HESI RN
Community Health HESI
1. What is the most important information for a nurse to obtain when an older female client expresses not deserving to eat due to lack of money?
- A. Client's thoughts about wanting to hurt herself
- B. Medication history for antipsychotic agents
- C. Availability of family members to provide meals
- D. Community resources to provide financial aid
Correct answer: A
Rationale: The correct answer is A: Client's thoughts about wanting to hurt herself. When a client expresses not deserving to eat due to lack of money, it raises concerns about her mental and emotional well-being. Assessing for suicidal ideation is crucial in this situation to ensure the client's immediate safety. Options B, C, and D are not the most critical information to obtain in this scenario. While medication history, family support, and community resources are important aspects of care, in this context, the client's mental health and risk of self-harm take precedence.
2. A male client who has been taking propranolol (Inderal) for 18 months tells the nurse the healthcare provider discontinued the medication because his blood pressure has been normal for the past three months. Which instruction should the nurse provide?
- A. Abruptly stop the medication.
- B. Continue the medication at the same dose.
- C. Ask the healthcare provider about tapering the drug dose over the next week.
- D. Increase the dose of the medication.
Correct answer: C
Rationale: Gradually tapering the dose over one to two weeks should be recommended to prevent rebound tachycardia, hypertension, and ventricular dysrhythmias.

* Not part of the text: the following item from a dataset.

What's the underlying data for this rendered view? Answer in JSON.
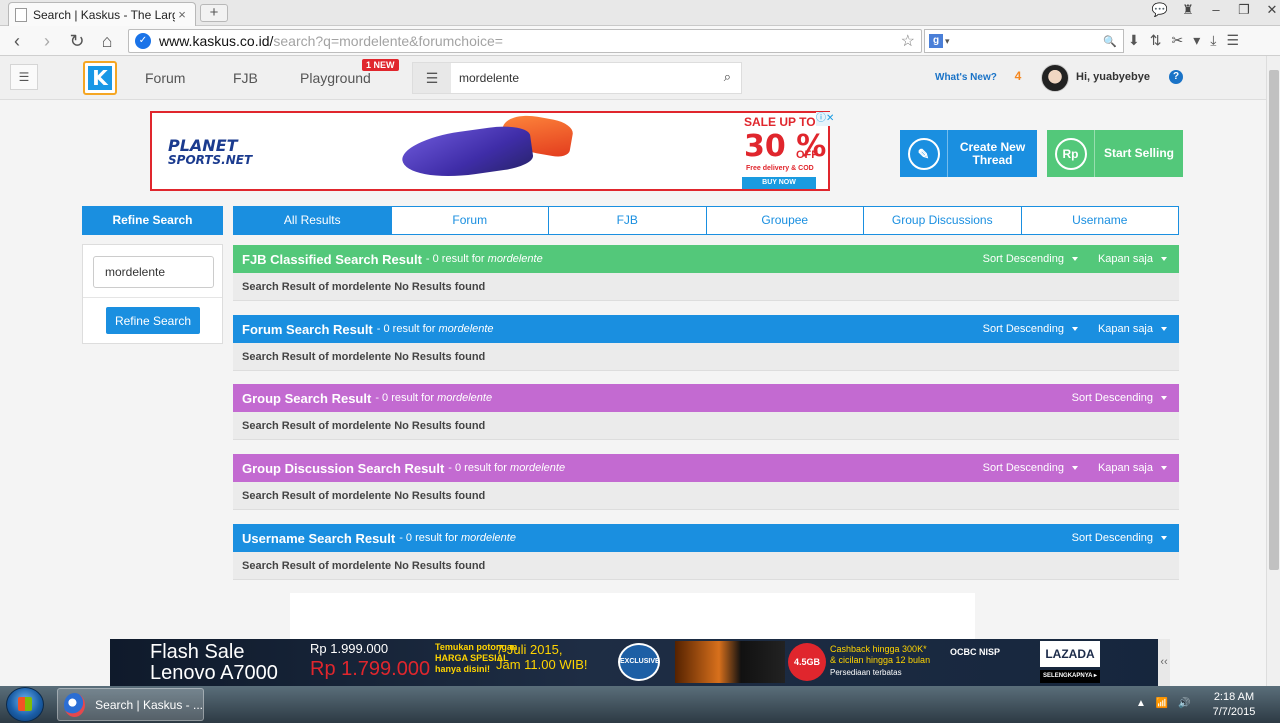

3. The healthcare provider is assessing a client who has a nasogastric tube to low intermittent suction. Which finding indicates that the client may have developed hypokalemia?
- A. Muscle weakness and cramps.
- B. Nausea and vomiting.
- C. Constipation.
- D. Increased blood pressure.
Correct answer: A
Rationale: Muscle weakness and cramps are characteristic signs of hypokalemia, a condition marked by low levels of potassium in the blood. Potassium is essential for proper muscle function, and its deficiency can lead to muscle weakness and cramps. In the context of a client with a nasogastric tube to low intermittent suction, the loss of potassium through suctioning can contribute to the development of hypokalemia. Nausea and vomiting (choice B) are more commonly associated with gastrointestinal issues rather than hypokalemia. Constipation (choice C) is not a typical finding of hypokalemia; instead, it can be a sign of other gastrointestinal problems. Increased blood pressure (choice D) is not a direct manifestation of hypokalemia; in fact, low potassium levels are more commonly associated with decreased blood pressure.
4. The nurse is caring for a client with hyperthyroidism. Which assessment finding requires immediate intervention?
- A. Heart rate of 100 beats per minute.
- B. Blood pressure of 150/90 mm Hg.
- C. Respiratory rate of 24 breaths per minute.
- D. Weight loss of 5 pounds in one week.
Correct answer: D
Rationale: Weight loss of 5 pounds in one week in a client with hyperthyroidism is concerning as it may indicate severe hypermetabolism, leading to potential complications such as cardiac arrhythmias, muscle weakness, and other metabolic disturbances. Rapid weight loss in hyperthyroidism indicates an accelerated metabolic rate and increased energy expenditure, which can be detrimental to the client's health. The other assessment findings (heart rate of 100 beats per minute, blood pressure of 150/90 mm Hg, respiratory rate of 24 breaths per minute) are commonly seen in clients with hyperthyroidism and may not necessarily require immediate intervention unless they are significantly outside the normal range or causing distress to the client.
5. The client with liver cirrhosis needs immediate intervention for which abnormal laboratory result?
- A. Prothrombin time (PT) of 14 seconds.
- B. Bilirubin of 1.2 mg/dL.
- C. Albumin of 4 g/dL.
- D. Ammonia level of 80 mcg/dL.
Correct answer: D
Rationale: An elevated ammonia level of 80 mcg/dL indicates hepatic encephalopathy, a serious complication of liver cirrhosis that requires immediate intervention. Ammonia is a neurotoxin that accumulates in the blood due to impaired liver function, leading to cognitive impairment and altered mental status. Monitoring and lowering ammonia levels are crucial in managing hepatic encephalopathy to prevent further neurological deterioration. Prothrombin time, bilirubin, and albumin levels are important parameters in assessing liver function and overall health status in clients with liver cirrhosis, but an elevated ammonia level poses an immediate threat to neurological function and warrants prompt attention.